Firstly, from the 'American Hardcore' documentary, Keith
Morris and Vic Bondi “go off”...
...leads
us neatly into this gloriously grainy footage of Black Flag tearing
through 'Rise Above'. With, as was the way of
things, ample audience participation...
Next
up, a hardcore anthem if ever there was, 'Drink Deep'
by the short-lived but perpetually influential Rites of Spring.(And
source of our title quote.)
...and
last, but by no means least, an inexplicably suited-up Minutemen
playing 'History Lesson – Part II'...
Keith
Morris is right of course, that was what it was.
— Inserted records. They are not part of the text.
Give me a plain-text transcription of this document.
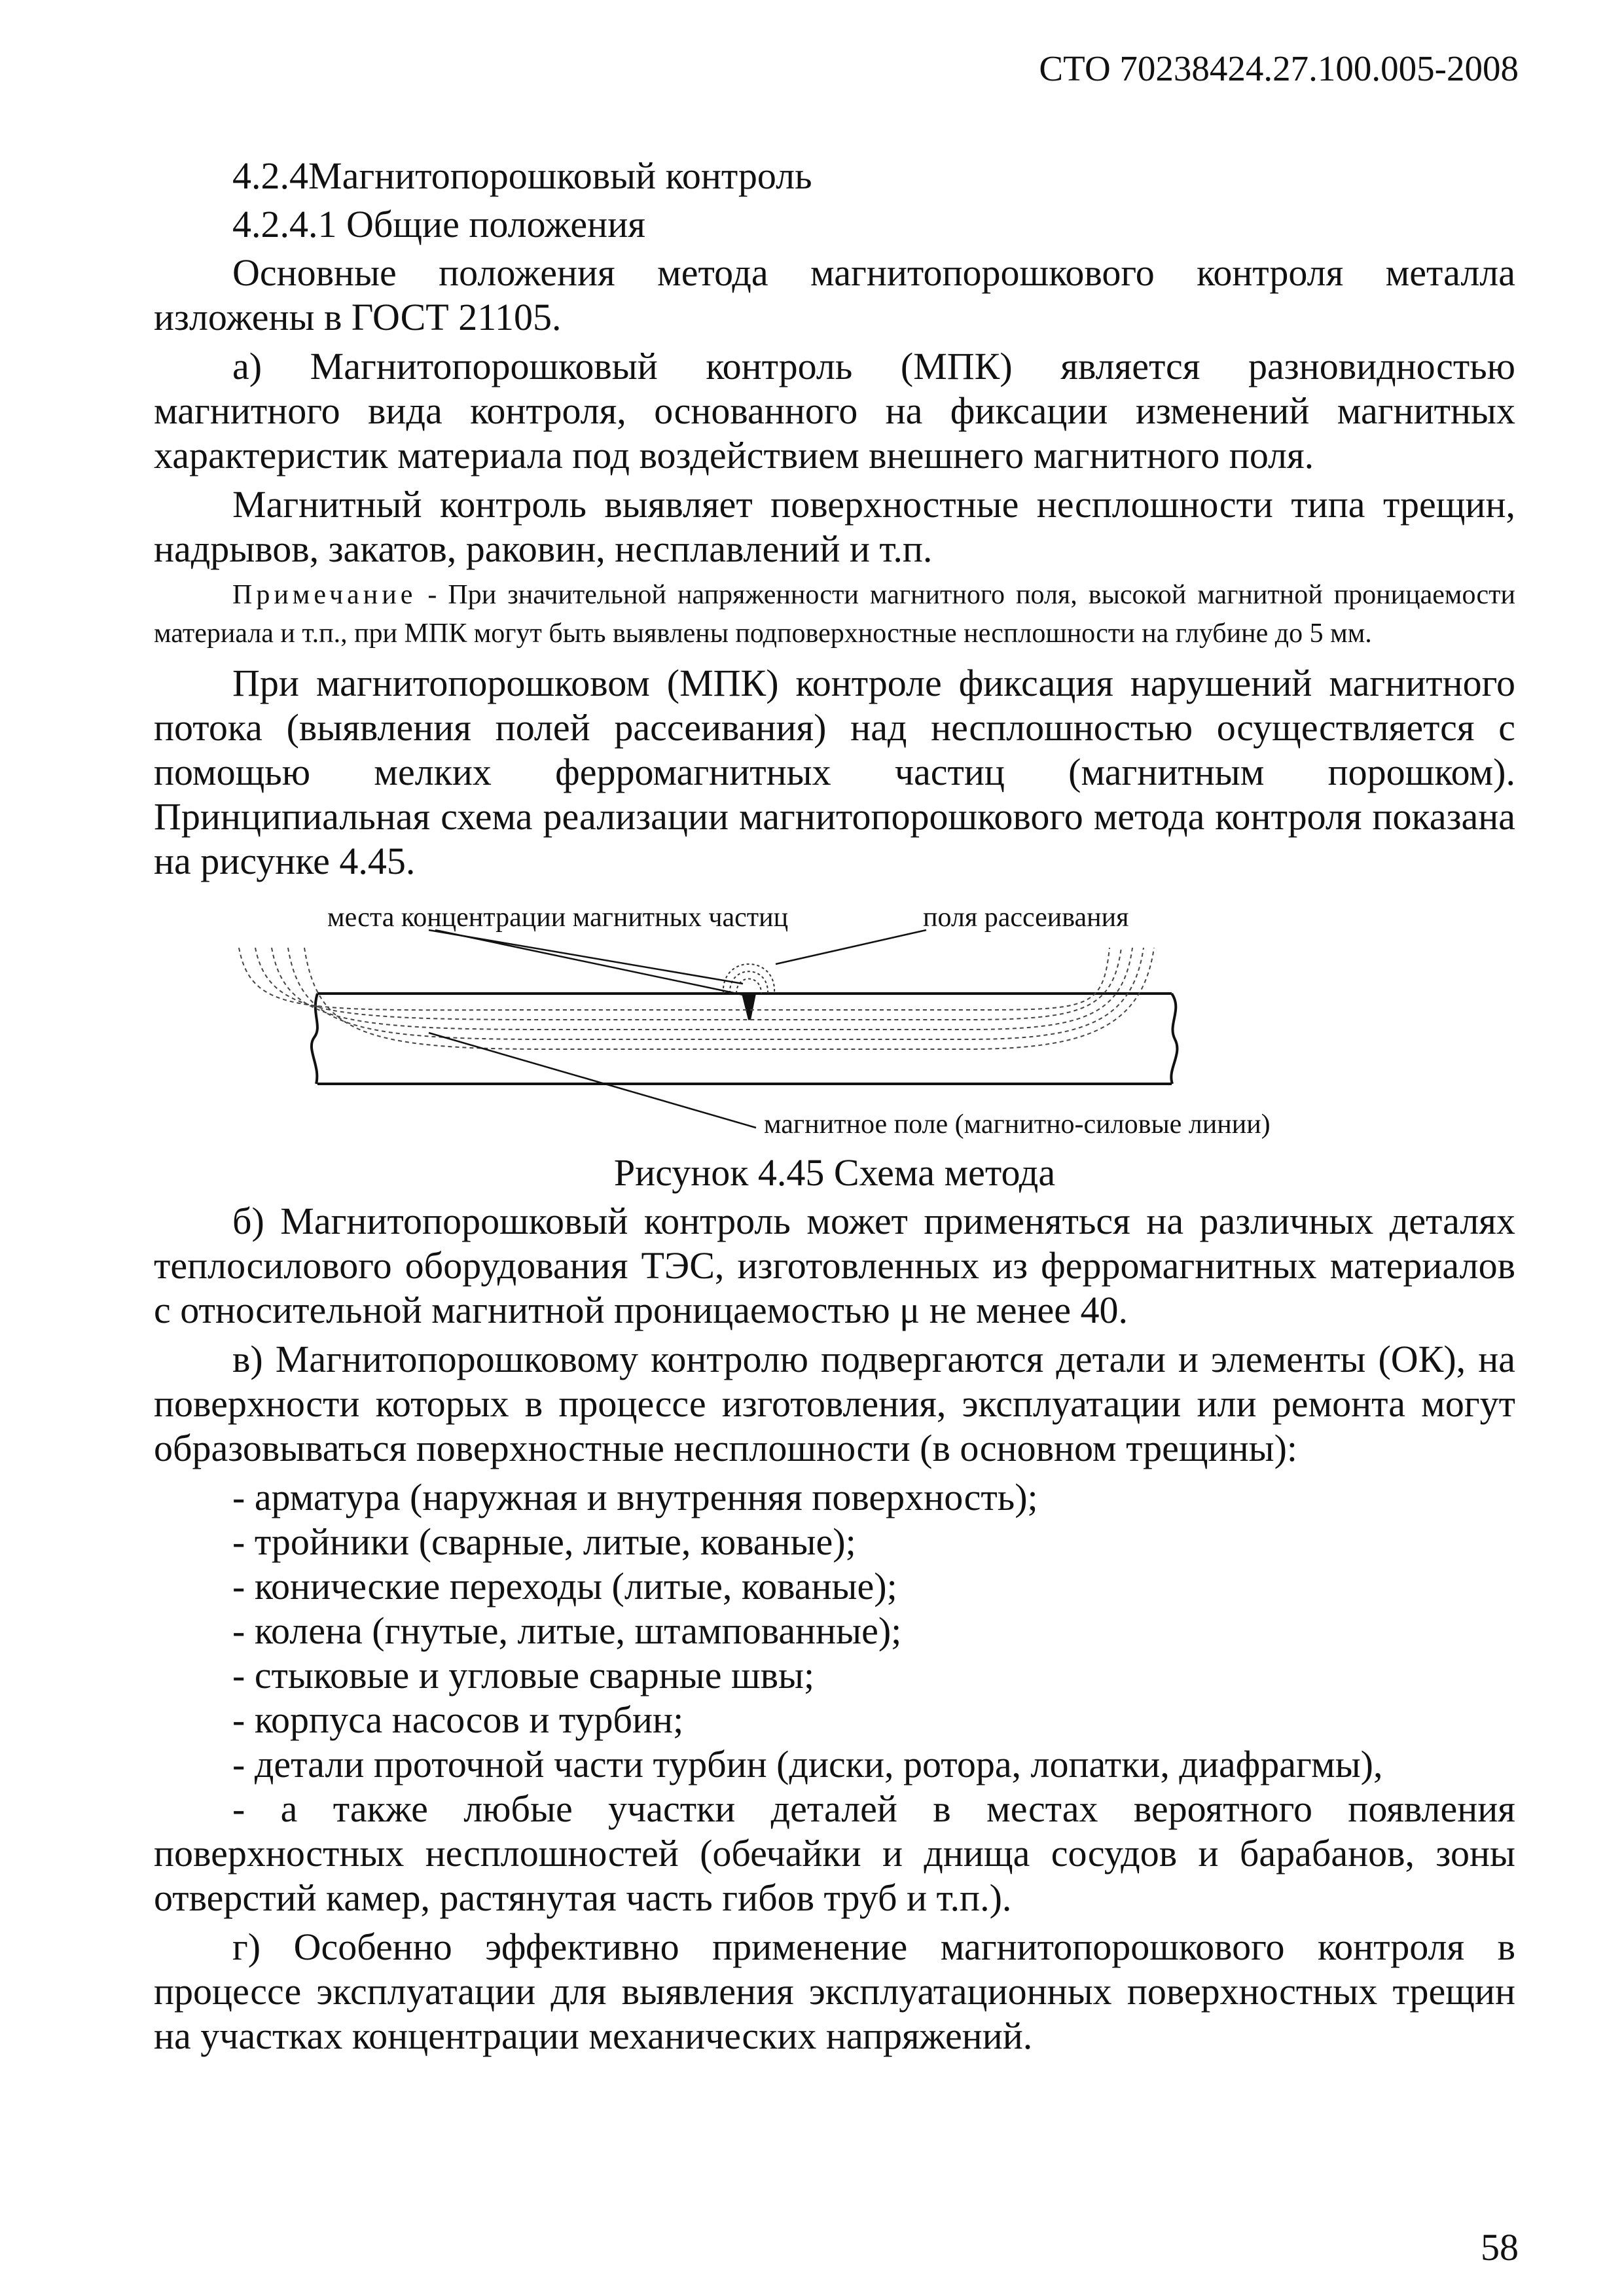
СТО 70238424.27.100.005-2008
4.2.4Магнитопорошковый контроль
4.2.4.1 Общие положения
Основные положения метода магнитопорошкового контроля металла изложены в ГОСТ 21105.
а) Магнитопорошковый контроль (МПК) является разновидностью магнитного вида контроля, основанного на фиксации изменений магнитных характеристик материала под воздействием внешнего магнитного поля.
Магнитный контроль выявляет поверхностные несплошности типа трещин, надрывов, закатов, раковин, несплавлений и т.п.
Примечание - При значительной напряженности магнитного поля, высокой магнитной проницаемости материала и т.п., при МПК могут быть выявлены подповерхностные несплошности на глубине до 5 мм.
При магнитопорошковом (МПК) контроле фиксация нарушений магнитного потока (выявления полей рассеивания) над несплошностью осуществляется с помощью мелких ферромагнитных частиц (магнитным порошком). Принципиальная схема реализации магнитопорошкового метода контроля показана на рисунке 4.45.
места концентрации магнитных частиц	поля рассеивания
магнитное поле (магнитно-силовые линии)
Рисунок 4.45 Схема метода
б) Магнитопорошковый контроль может применяться на различных деталях теплосилового оборудования ТЭС, изготовленных из ферромагнитных материалов с относительной магнитной проницаемостью μ не менее 40.
в) Магнитопорошковому контролю подвергаются детали и элементы (ОК), на поверхности которых в процессе изготовления, эксплуатации или ремонта могут образовываться поверхностные несплошности (в основном трещины):
- арматура (наружная и внутренняя поверхность);
- тройники (сварные, литые, кованые);
- конические переходы (литые, кованые);
- колена (гнутые, литые, штампованные);
- стыковые и угловые сварные швы;
- корпуса насосов и турбин;
- детали проточной части турбин (диски, ротора, лопатки, диафрагмы),
- а также любые участки деталей в местах вероятного появления поверхностных несплошностей (обечайки и днища сосудов и барабанов, зоны отверстий камер, растянутая часть гибов труб и т.п.).
г) Особенно эффективно применение магнитопорошкового контроля в процессе эксплуатации для выявления эксплуатационных поверхностных трещин на участках концентрации механических напряжений.
58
The stuff Mark E Smith called “R+R as primal scream”. But let's
focus on that last clip for a second, what about the Minutemen?
“Punk
rock changed our lives.” Such heady words, can they actually be
backed up by anything? After all, detractors commonly claim the
politics in punk songs was crude, naïve and sloganistic. Which it
normally was. But, really, they're missing the point! I've often
laughed out loud at the earnest imbecility of punk lyrics, yet loved
the very same song.
These
were songs, not political treatises. Perhaps the
most classic hardcore lyric of all was by Ignition, “I know what my
anger means.” Punk was a means to articulate something inside you.
Punk songs did for you what spinach did for Popeye. Ther archetypal
hardcore band Bad Brains formed after the singer read a self-help
tract 'Positive Mental Attitude.' Like most punk
stories, that's absurd – but fittingly absurd.
Since
the blues days, singers and musicians had tended to change their
names – McKinley Morganfield becoming Muddy Waters and all the rest
of it. Those were something more than stage names, I can't imagine
anyone other than his mother still called Muddy 'McKinley'. But with
punk the audiences often changed their names too. Punk was a step
towards self-transformation. The first step towards not accepting the
world as it was - that was not accepting you as you were. From that
point on the watch-words were “question everything” and “be
self-reliant.” The hardcore resource guide everybody was expected
to read was called 'Book Your Own Fucking Life'.
And
that's what it's all about. We didn't come out of that the people who
went in. It did what it said on the lid. Punk rock changed our lives.